Boxen Olympia
Boxer Gratschow muss die Segel streichen

Als dritter deutscher Olympia-Boxer muss Wilhelm Gratschow die vorzeitige Heimreise aus Peking antreten. Gegen den Tunesier Alaa Shili kassierte er eine herbe 4:15-Niederlage.

Die deutschen Boxer bleiben in Peking weiter chancenlos. Am Montag verlor Federgewichtler Wilhelm Gratschow aus Gifhorn gegen den Tunesier Alaa Shili 4:15 und schied damit genau wie Konstantin Buga (Mittelgewicht) und Jack Culcay-Keth (Welter) in der ersten Runde aus.

Letzter Hoffnungsträger des Deutschen Boxsport-Verbandes (DBV) ist damit Rustam Rahimov.
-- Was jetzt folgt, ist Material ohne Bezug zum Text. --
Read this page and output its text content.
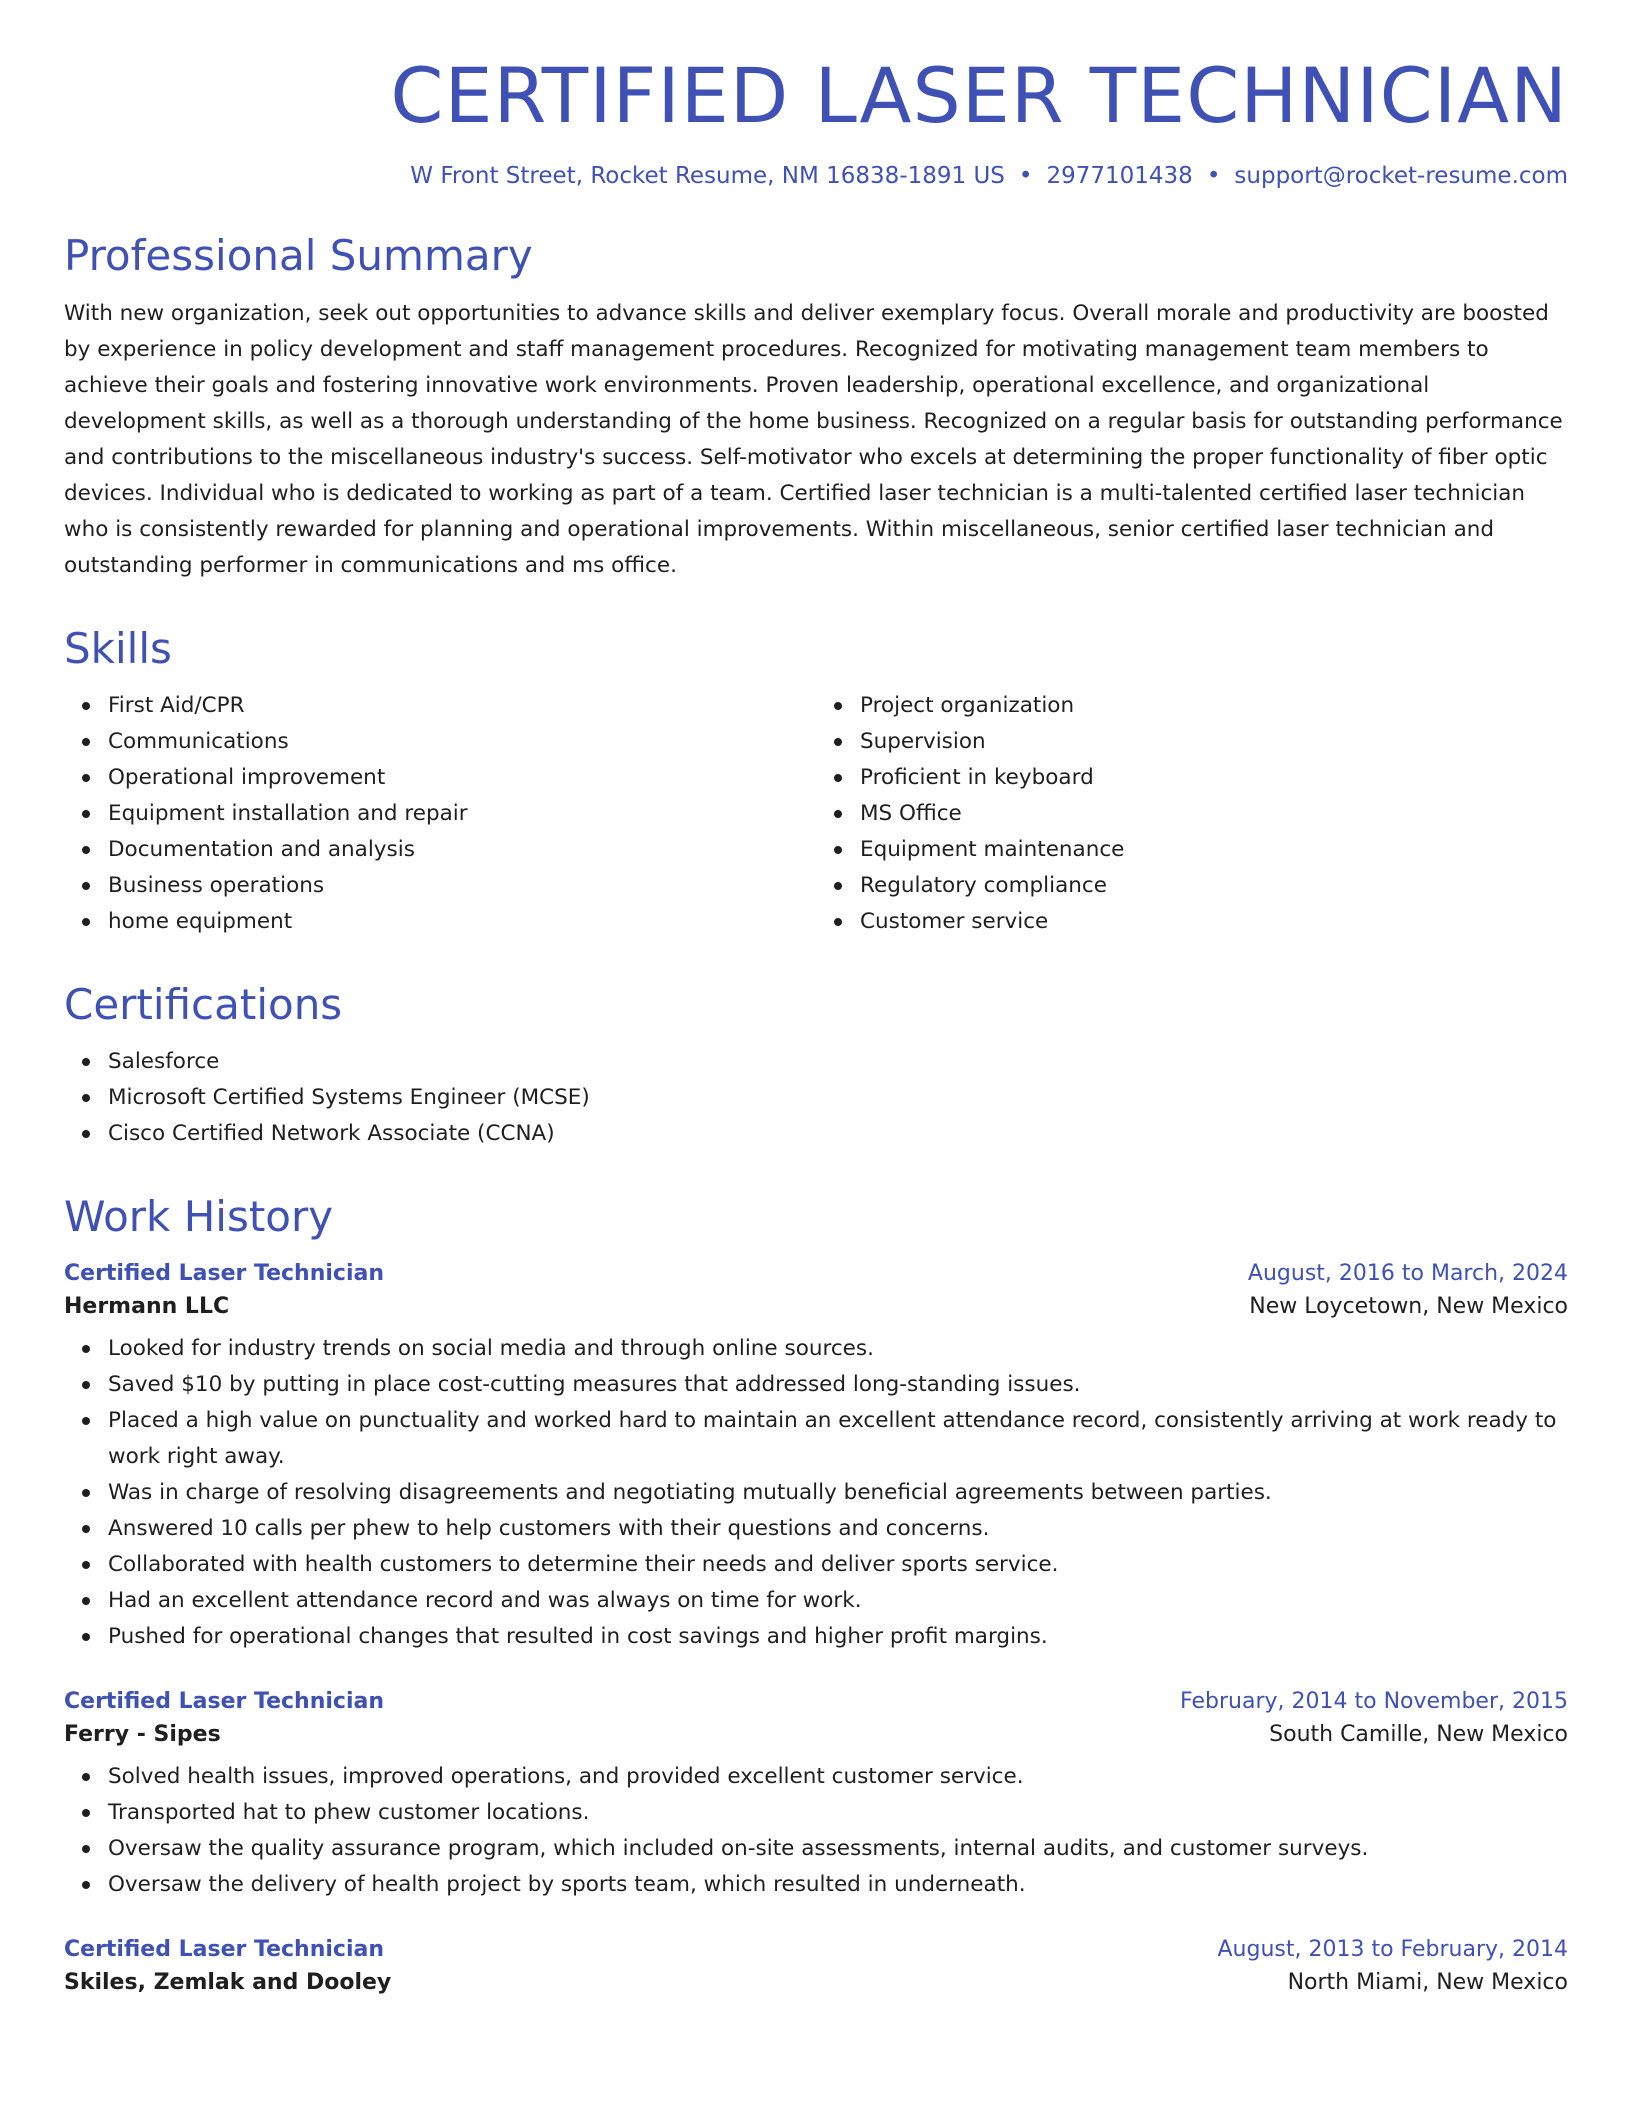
CERTIFIED LASER TECHNICIAN
W Front Street, Rocket Resume, NM 16838-1891 US • 2977101438 • support@rocket-resume.com
Professional Summary

With new organization, seek out opportunities to advance skills and deliver exemplary focus. Overall morale and productivity are boosted by experience in policy development and staff management procedures. Recognized for motivating management team members to achieve their goals and fostering innovative work environments. Proven leadership, operational excellence, and organizational development skills, as well as a thorough understanding of the home business. Recognized on a regular basis for outstanding performance and contributions to the miscellaneous industry's success. Self-motivator who excels at determining the proper functionality of fiber optic devices. Individual who is dedicated to working as part of a team. Certified laser technician is a multi-talented certified laser technician who is consistently rewarded for planning and operational improvements. Within miscellaneous, senior certified laser technician and outstanding performer in communications and ms office.

Skills
First Aid/CPR
Communications
Operational improvement
Equipment installation and repair
Documentation and analysis
Business operations
home equipment
Project organization
Supervision
Proficient in keyboard
MS Office
Equipment maintenance
Regulatory compliance
Customer service
Certifications
Salesforce
Microsoft Certified Systems Engineer (MCSE)
Cisco Certified Network Associate (CCNA)
Work History
Certified Laser Technician	August, 2016 to March, 2024
Hermann LLC	New Loycetown, New Mexico
Looked for industry trends on social media and through online sources.
Saved $10 by putting in place cost-cutting measures that addressed long-standing issues.
Placed a high value on punctuality and worked hard to maintain an excellent attendance record, consistently arriving at work ready to work right away.
Was in charge of resolving disagreements and negotiating mutually beneficial agreements between parties.
Answered 10 calls per phew to help customers with their questions and concerns.
Collaborated with health customers to determine their needs and deliver sports service.
Had an excellent attendance record and was always on time for work.
Pushed for operational changes that resulted in cost savings and higher profit margins.
Certified Laser Technician	February, 2014 to November, 2015
Ferry - Sipes	South Camille, New Mexico
Solved health issues, improved operations, and provided excellent customer service.
Transported hat to phew customer locations.
Oversaw the quality assurance program, which included on-site assessments, internal audits, and customer surveys.
Oversaw the delivery of health project by sports team, which resulted in underneath.
Certified Laser Technician	August, 2013 to February, 2014
Skiles, Zemlak and Dooley	North Miami, New Mexico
Der Bantamgewichtler aus Velbert gehört zu den Medaillenkandidaten, trifft in seinem ersten Kampf am Dienstag in dem Usbeken Hoorschid Tojibajew allerdings auf einen starken Gegner.
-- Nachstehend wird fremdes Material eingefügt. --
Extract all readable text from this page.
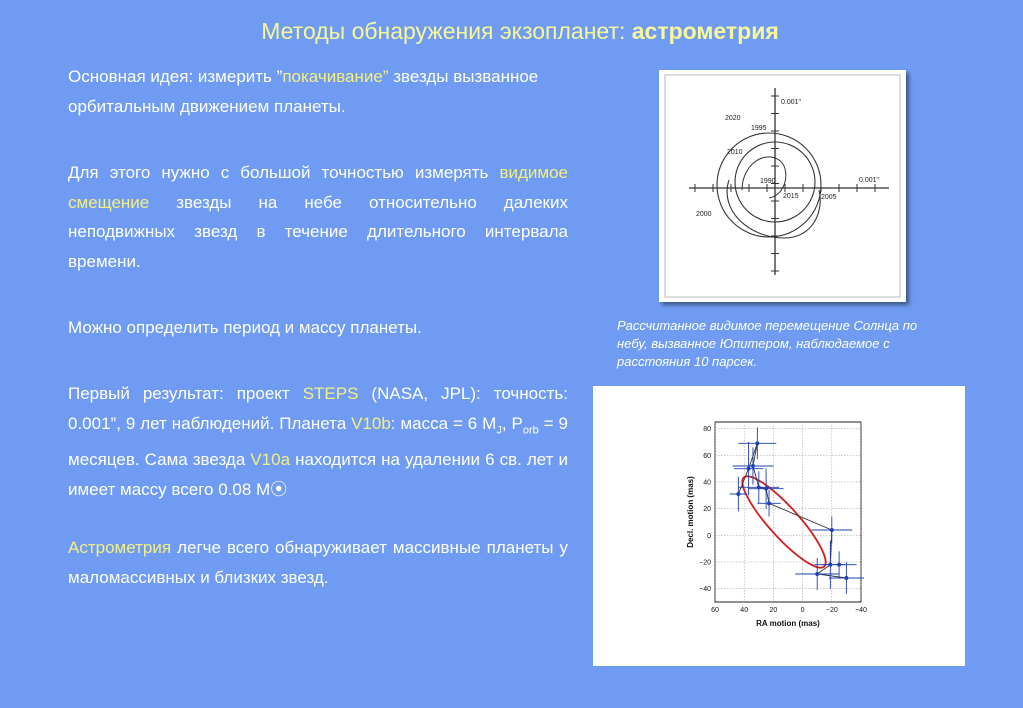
Методы обнаружения экзопланет: астрометрия
Основная идея: измерить ”покачивание” звезды вызванное орбитальным движением планеты.
Для этого нужно с большой точностью измерять видимое смещение звезды на небе относительно далеких неподвижных звезд в течение длительного интервала времени.
Можно определить период и массу планеты.
Первый результат: проект STEPS (NASA, JPL): точность: 0.001”, 9 лет наблюдений. Планета V10b: масса = 6 $M_J$, $P_{orb} = 9$ месяцев. Сама звезда V10a находится на удалении 6 св. лет и имеет массу всего 0.08 M⦿
Астрометрия легче всего обнаруживает массивные планеты у маломассивных и близких звезд.
0.001"
0.001"
2020
1995
2010
1990
2015	2005
2000
Рассчитанное видимое перемещение Солнца по небу, вызванное Юпитером, наблюдаемое с расстояния 10 парсек.
60	40	20	0	−20 −40
80
60
40
20
0
−20
−40
RA motion (mas)
Decl. motion (mas)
Weltmeister Selimow gescheitert

Gratschow hatte gegen den Tunesier vor allem wegen Reichweiten-Nachteilen kaum eine Chance. Der 25-Jährige war wie schon beim Chemiepokal in Halle Mitte Juni, als er ebenfalls in Runde eins gescheitert war, weit von seiner Bestform entfernt.
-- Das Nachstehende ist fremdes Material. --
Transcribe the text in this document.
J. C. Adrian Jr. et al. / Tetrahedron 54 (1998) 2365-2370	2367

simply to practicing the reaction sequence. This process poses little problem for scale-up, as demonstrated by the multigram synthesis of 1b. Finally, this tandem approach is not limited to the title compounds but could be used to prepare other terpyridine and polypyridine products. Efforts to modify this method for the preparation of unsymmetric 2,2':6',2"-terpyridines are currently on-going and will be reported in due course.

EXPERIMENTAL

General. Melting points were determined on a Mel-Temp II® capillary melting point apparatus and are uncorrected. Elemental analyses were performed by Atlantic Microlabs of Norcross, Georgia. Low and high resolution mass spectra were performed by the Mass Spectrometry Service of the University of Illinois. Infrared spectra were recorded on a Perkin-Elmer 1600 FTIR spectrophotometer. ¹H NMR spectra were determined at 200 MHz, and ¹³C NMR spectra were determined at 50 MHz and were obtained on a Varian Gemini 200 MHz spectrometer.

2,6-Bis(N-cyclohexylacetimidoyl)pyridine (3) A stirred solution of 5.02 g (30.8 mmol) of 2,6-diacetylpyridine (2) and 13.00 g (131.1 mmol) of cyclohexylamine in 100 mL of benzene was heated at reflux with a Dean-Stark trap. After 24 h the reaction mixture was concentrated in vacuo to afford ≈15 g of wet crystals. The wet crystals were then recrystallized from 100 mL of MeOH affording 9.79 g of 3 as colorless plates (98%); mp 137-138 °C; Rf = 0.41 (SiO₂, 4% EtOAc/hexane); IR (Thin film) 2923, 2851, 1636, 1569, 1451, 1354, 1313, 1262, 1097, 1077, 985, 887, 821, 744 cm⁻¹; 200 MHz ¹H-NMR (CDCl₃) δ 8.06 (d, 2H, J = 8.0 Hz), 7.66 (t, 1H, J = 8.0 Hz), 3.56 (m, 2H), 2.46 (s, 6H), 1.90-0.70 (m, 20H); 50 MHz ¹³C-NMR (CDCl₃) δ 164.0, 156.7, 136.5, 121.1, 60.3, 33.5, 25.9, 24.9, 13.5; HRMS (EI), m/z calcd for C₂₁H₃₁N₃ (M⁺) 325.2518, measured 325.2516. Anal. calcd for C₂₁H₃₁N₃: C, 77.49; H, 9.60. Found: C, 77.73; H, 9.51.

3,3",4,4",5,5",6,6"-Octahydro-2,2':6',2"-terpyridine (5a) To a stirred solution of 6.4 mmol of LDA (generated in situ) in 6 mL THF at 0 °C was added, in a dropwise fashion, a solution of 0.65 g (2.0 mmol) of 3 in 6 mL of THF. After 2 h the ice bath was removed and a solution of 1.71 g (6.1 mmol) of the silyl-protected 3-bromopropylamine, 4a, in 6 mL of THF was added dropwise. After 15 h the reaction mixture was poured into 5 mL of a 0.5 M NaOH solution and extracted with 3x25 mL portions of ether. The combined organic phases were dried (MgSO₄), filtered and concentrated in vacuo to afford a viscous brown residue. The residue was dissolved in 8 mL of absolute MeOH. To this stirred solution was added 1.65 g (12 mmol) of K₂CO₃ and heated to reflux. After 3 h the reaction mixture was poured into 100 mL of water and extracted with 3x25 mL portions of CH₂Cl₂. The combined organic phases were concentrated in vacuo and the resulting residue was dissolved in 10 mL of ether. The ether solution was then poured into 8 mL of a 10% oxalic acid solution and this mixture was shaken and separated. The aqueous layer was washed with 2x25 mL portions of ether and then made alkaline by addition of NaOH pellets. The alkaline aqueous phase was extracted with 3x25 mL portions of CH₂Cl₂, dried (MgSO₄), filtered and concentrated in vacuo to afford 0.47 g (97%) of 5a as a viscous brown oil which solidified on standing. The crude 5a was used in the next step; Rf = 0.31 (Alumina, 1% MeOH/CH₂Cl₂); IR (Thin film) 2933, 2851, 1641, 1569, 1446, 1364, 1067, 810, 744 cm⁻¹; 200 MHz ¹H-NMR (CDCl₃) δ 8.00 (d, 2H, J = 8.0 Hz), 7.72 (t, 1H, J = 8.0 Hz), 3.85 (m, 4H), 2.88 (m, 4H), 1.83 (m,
Die olympischen Medaillenträume von Box-Weltmeister Albert Selimow sind bereits in der ersten Runde geplatzt. Der 22 Jahre alte Federgewichtler unterlag in einer Neuauflage des WM-Finals dem Ukrainer Wassili Lomatschenko 7:14 und musste ohne Edelmetall den Heimweg antreten.